During Ehrlichia infection, the host's extracellular defense system involves cellular immunity with macrophages, CD4+ T-cells and production of IL-17 by peripheral blood leukocytes (Totté et al., 1999; Bitsaktsis et al., 2004; McGill et al., 2016). Dendritic cells also play a role in immunity against Ehrlichia (Nandi et al., 2009). Despite the obligate intracellular nature of Ehrlichia, the role of humoral immunity has also been described using tandem repeat proteins or outer membrane proteins as antigens (Yager et al., 2005; reviewed in Rikihisa, 2015).
On the other hand, the intracellular defense system is characterized by the induction of the phagolysosomal fusion, the generation of reactive oxygen species, the activation of proinflammatory chemokines/cytokines, IFN-gamma activation and signaling, the production of antimicrobial peptides and the induction of host cell apoptosis (Rikihisa, 2010; de la Fuente et al., 2016). Therefore, the bacterial success to replicate should depend on whether it faces both the extra- and intra-cellular host's defense systems or just one of them.

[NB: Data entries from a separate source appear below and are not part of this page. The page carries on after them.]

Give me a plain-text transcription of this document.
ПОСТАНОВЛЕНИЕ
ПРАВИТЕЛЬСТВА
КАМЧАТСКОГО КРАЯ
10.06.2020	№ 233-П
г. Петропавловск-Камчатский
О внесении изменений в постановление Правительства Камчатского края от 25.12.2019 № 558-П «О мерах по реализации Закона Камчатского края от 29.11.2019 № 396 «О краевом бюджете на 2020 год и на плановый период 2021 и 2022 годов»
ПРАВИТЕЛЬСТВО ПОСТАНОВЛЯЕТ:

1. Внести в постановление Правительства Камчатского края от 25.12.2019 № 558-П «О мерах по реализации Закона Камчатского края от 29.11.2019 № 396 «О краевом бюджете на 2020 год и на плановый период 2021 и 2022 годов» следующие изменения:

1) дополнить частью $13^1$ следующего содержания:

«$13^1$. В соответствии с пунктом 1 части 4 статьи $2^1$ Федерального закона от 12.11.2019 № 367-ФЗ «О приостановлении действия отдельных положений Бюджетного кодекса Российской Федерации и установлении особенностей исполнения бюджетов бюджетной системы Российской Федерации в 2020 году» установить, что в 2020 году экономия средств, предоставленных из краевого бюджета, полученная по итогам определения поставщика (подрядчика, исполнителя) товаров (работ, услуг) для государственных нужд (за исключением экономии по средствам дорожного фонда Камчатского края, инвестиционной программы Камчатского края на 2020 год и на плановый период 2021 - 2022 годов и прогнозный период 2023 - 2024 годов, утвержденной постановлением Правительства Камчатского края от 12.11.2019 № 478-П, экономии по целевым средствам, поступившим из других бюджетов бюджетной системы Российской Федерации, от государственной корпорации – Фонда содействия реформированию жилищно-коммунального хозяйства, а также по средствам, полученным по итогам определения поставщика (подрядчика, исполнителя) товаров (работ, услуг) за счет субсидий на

It has been shown that in vitro passaging of the obligate intracellular bacteria E. ruminantium can lead to an attenuated strain (Jongejan, 1991; Zweygarth et al., 2005; Pilet et al., 2012; Marcelino et al., 2015). In vitro and in vivo infection essays have shown that the virulent strain is highly pathogenic to goats and toxic to host cells in vitro just after infection, while the attenuated strain is not lethal in goats and has a shorter life cycle (Pilet et al., 2012; Marcelino et al., 2015). Although, this mechanism has been essential for the development of inactivated vaccines against obligate intracellular bacterial infections, such as Heartwater (Zweygarth et al., 2005, 2008; Vachiéry et al., 2006), there is little understanding of the attenuation process and no formal theory has been proposed.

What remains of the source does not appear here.